Iseult has been involved in Psychotherapy and Clinical Psychology Training as a lecturer and supervisor since 2005, teaching/supervising for University College London, University of Cardiff, Dublin City University, University of Limerick, University College Dublin and currently she is an adjunct lecturer at University College Cork. She is a founder member of the Irish Critical Psychology network. As part of the Open Dialogue project she is co-leading a Research Collaboration with University College Cork, supervising two completed Masters theses and two Doctoral theses to date and with another Masters and two Doctorate theses in preparation.

A family member of a person with schizophrenia diagnosis and a trauma survivor herself,  Iseult is passionate about approaches to mental health that address collaborative and co-productive practices. She credits her involvement with the Hearing Voices Network and trialogues as challenging her previous ‘education’ and ethics and continues to seek opportunities to hear and learn from nonprofessional sources of wisdom.

Rai Waddingham is an Open Dialogue Practitioner, international trainer and has experience of creating, establishing and managing innovative Hearing Voices Network projects in a range of contexts, including youth, prison, forensic, inpatient and community. She has personal experience of hearing voices, psychosis, trauma, self-harm and hospitalisation and blends knowledge gained through lived experience with that of practice and training. Prior to the 3-year Open Dialogue UK training in London, Rai had over 10 years of experience in facilitating dialogic spaces within the Hearing Voices Movement.

She has worked as an honorary practitioner within the first UK NHS team to implement Open Dialogue approaches within crisis situations. As a trainer, Rai has facilitated courses and workshops in many countries including USA, Bosnia, Serbia, Prague, Israel and Australia. Rai is engaged in research, currently undertaking a PhD in survivor/user-led grassroots organising in mental health. Rai is Chair of the English Hearing Voices Network and Vice Chair of ISPS UK.
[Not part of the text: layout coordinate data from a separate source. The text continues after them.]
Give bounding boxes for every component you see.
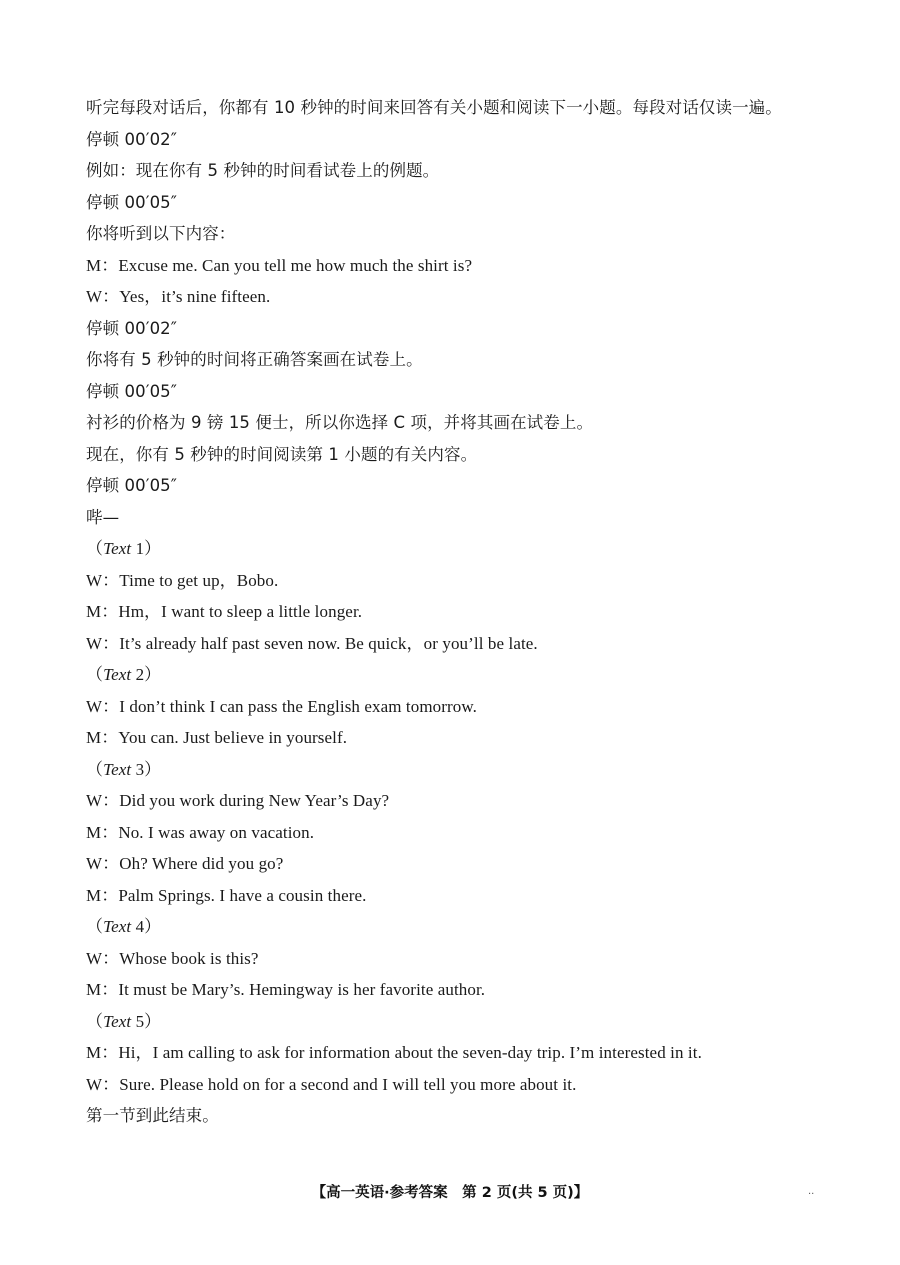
transcript-line: W：Sure. Please hold on for a second and I will tell you more about it.	[86, 1074, 577, 1094]
transcript-line: M：Palm Springs. I have a cousin there.	[86, 885, 367, 905]
text-heading: （Text 5）	[86, 1011, 162, 1031]
transcript-line: 停顿 00′02″	[86, 318, 178, 338]
page-footer: 【高一英语·参考答案 第 2 页(共 5 页)】	[311, 1185, 589, 1201]
transcript-line: M：Excuse me. Can you tell me how much the shirt is?	[86, 255, 473, 275]
transcript-line: 听完每段对话后，你都有 10 秒钟的时间来回答有关小题和阅读下一小题。每段对话仅读一遍。	[86, 98, 782, 117]
transcript-line: M：Hi，I am calling to ask for information about the seven-day trip. I’m interested in it.	[86, 1043, 702, 1062]
transcript-line: 哔—	[86, 507, 120, 527]
transcript-line: W：It’s already half past seven now. Be quick，or you’ll be late.	[86, 633, 538, 653]
transcript-line: M：Hm，I want to sleep a little longer.	[86, 602, 363, 621]
transcript-line: W：Did you work during New Year’s Day?	[86, 791, 390, 810]
transcript-line: 停顿 00′05″	[86, 381, 178, 401]
transcript-line: 现在，你有 5 秒钟的时间阅读第 1 小题的有关内容。	[86, 444, 478, 464]
transcript-line: 第一节到此结束。	[86, 1106, 219, 1125]
transcript-line: W：Yes，it’s nine fifteen.	[86, 287, 271, 306]
transcript-line: M：You can. Just believe in yourself.	[86, 728, 348, 747]
transcript-line: 你将听到以下内容：	[86, 224, 236, 243]
transcript-line: 衬衫的价格为 9 镑 15 便士，所以你选择 C 项，并将其画在试卷上。	[86, 413, 594, 432]
text-heading: （Text 2）	[86, 665, 162, 684]
transcript-line: W：Oh? Where did you go?	[86, 854, 284, 873]
transcript-line: M：No. I was away on vacation.	[86, 822, 315, 842]
transcript-line: W：Whose book is this?	[86, 948, 259, 968]
text-heading: （Text 1）	[86, 539, 162, 558]
text-heading: （Text 4）	[86, 917, 162, 936]
text-heading: （Text 3）	[86, 759, 162, 779]
corner-mark: ..	[808, 1186, 815, 1197]
transcript-line: 例如：现在你有 5 秒钟的时间看试卷上的例题。	[86, 161, 440, 180]
transcript-line: 你将有 5 秒钟的时间将正确答案画在试卷上。	[86, 350, 423, 369]
transcript-line: 停顿 00′02″	[86, 129, 178, 149]
transcript-line: W：Time to get up，Bobo.	[86, 570, 279, 590]
transcript-line: 停顿 00′05″	[86, 192, 178, 212]
document-body	[86, 92, 876, 1132]
transcript-line: M：It must be Mary’s. Hemingway is her favorite author.	[86, 980, 486, 999]
transcript-line: 停顿 00′05″	[86, 476, 178, 495]
transcript-line: W：I don’t think I can pass the English exam tomorrow.	[86, 696, 478, 716]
Andrea Zwicknagl is a peer support worker in the Open Dialogue based mobile crisis team at the psychiatric service Spital fmi in Interlaken in Switzerland. She finished the one and half year peer support training Experienced Involvementin Bern 2015 and then started working at the psychiatric services in Interlaken. She was interested in Open Dialogue since seeing Daniel Macklers film in 2014, was part of the first one-year training in Switzerland by Volkmar Aderhold and collegues 2015/16 and since then is a regular participant in the international meetings for the treatment of psychosis. She helped spreading the word in the German-speaking area through talks and in-person contacts.

She is part of the Swiss Hearing Voices Network and a member of the board of the Swiss Mental Health Foundation Pro Mente Sana.

Evolving from regular contact with the International Institute for Psychiatric Drug withdrawal and work within the expert committee for Psychiatric Drugs of the German Society for Social Psychiatry, she founded the first trialog specific to the topic of reducing and stopping neuroleptics in Bern.

Starting with the Kickoff meeting in Rome in July 2019, Andrea is a member of the advisory board of the HOPEnDialogue project. Her motto is Mad Meaning Matters!